Recommended order: (1) 401(k) up to the full employer match (free money); (2) max out Roth IRA if eligible (tax-free growth); (3) return to 401(k) up to the annual limit ($23,500 in 2025, plus $7,500 catch-up at 50+). Pre-tax 401(k) also reduces current taxable income, which is valuable for high earners.
Inflation erodes the buying power of fixed dollar amounts. At 3% inflation, $50,000 of spending today equals about $90,300 in 20 years. A retirement plan that ignores inflation will badly understate the nest egg needed. The 4% rule handles inflation by increasing withdrawals by CPI each year — the calculator above uses inflation in all four modes.

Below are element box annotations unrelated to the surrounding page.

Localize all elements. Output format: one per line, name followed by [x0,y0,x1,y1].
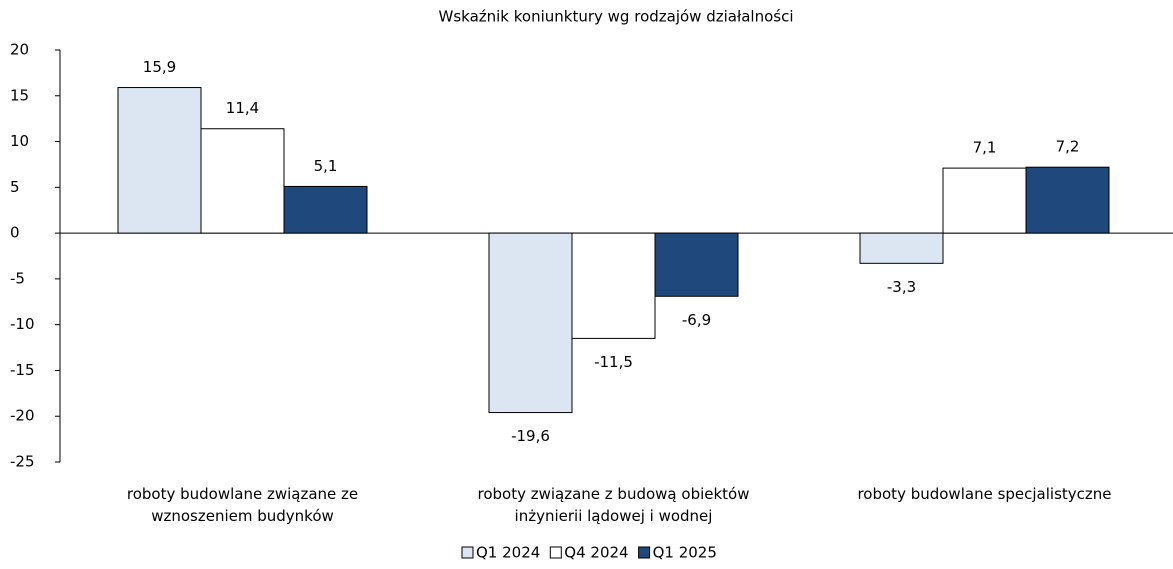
bar [117,87,202,234]
bar [200,128,285,234]
bar [571,232,656,339]
bar [942,167,1027,234]
data-label: 7,2 [1056,138,1080,156]
y-tick-label: -25 [10,453,35,471]
y-tick-label: 20 [10,41,29,59]
bar [283,185,368,234]
y-tick-label: 0 [10,224,20,242]
y-tick-label: -5 [10,269,25,287]
data-label: -6,9 [682,311,711,329]
bar [488,232,573,414]
legend-label: Q4 2024 [564,544,628,562]
legend-label: Q1 2025 [653,544,717,562]
data-label: 15,9 [143,58,176,76]
legend-label: Q1 2024 [476,544,540,562]
data-label: -11,5 [594,353,633,371]
data-label: -19,6 [511,427,550,445]
bar [654,232,739,297]
legend-swatch [549,546,562,559]
legend-swatch [638,546,651,559]
data-label: 7,1 [973,139,997,157]
y-tick-label: 10 [10,132,29,150]
y-tick-label: -20 [10,407,35,425]
x-tick-label: roboty budowlane specjalistyczne [857,485,1111,503]
bar [859,232,944,264]
y-tick-label: 15 [10,86,29,104]
x-tick-label: roboty związane z budową obiektów inżynie… [477,485,749,525]
bar [1025,166,1110,234]
data-label: 5,1 [314,157,338,175]
x-tick-label: roboty budowlane związane ze wznoszeniem … [127,485,358,525]
data-label: 11,4 [226,99,259,117]
chart-title: Wskaźnik koniunktury wg rodzajów działal… [439,8,794,26]
y-tick-label: 5 [10,178,20,196]
y-tick-label: -15 [10,361,35,379]
legend-swatch [461,546,474,559]
y-tick-label: -10 [10,315,35,333]
data-label: -3,3 [887,278,916,296]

The percentage of your initial nest egg you can withdraw each year without running out over your retirement horizon. Bengen 1994 + Trinity Study 1998 found 4% safe over 30 years across most US historical scenarios. Modern research (Morningstar 2023, Vanguard 2024) suggests 3.3–4.5% depending on portfolio mix and starting valuations. Mode 4 of this calculator computes SWR for your specific inputs.
Difficult but possible. A 35-year retirement is long, and Social Security can't be claimed until 62 (with reduced benefits). At a 3.3% withdrawal rate to compensate, $1M supports about $33,000/year. Covers a frugal lifestyle with paid-off housing and good health insurance, but leaves little margin. Most early retirees at this level move to lower-cost areas, take part-time work, or have a working spouse.
Social Security — The Foundation, Not the Plan
Social Security replaces approximately 40% of pre-retirement income for the average earner — by design, it is a foundation, not a complete retirement plan. The exact percentage depends on your earnings history; the SSA's progressive formula favours lower earners. High earners get a smaller percentage; low earners can get up to 75%.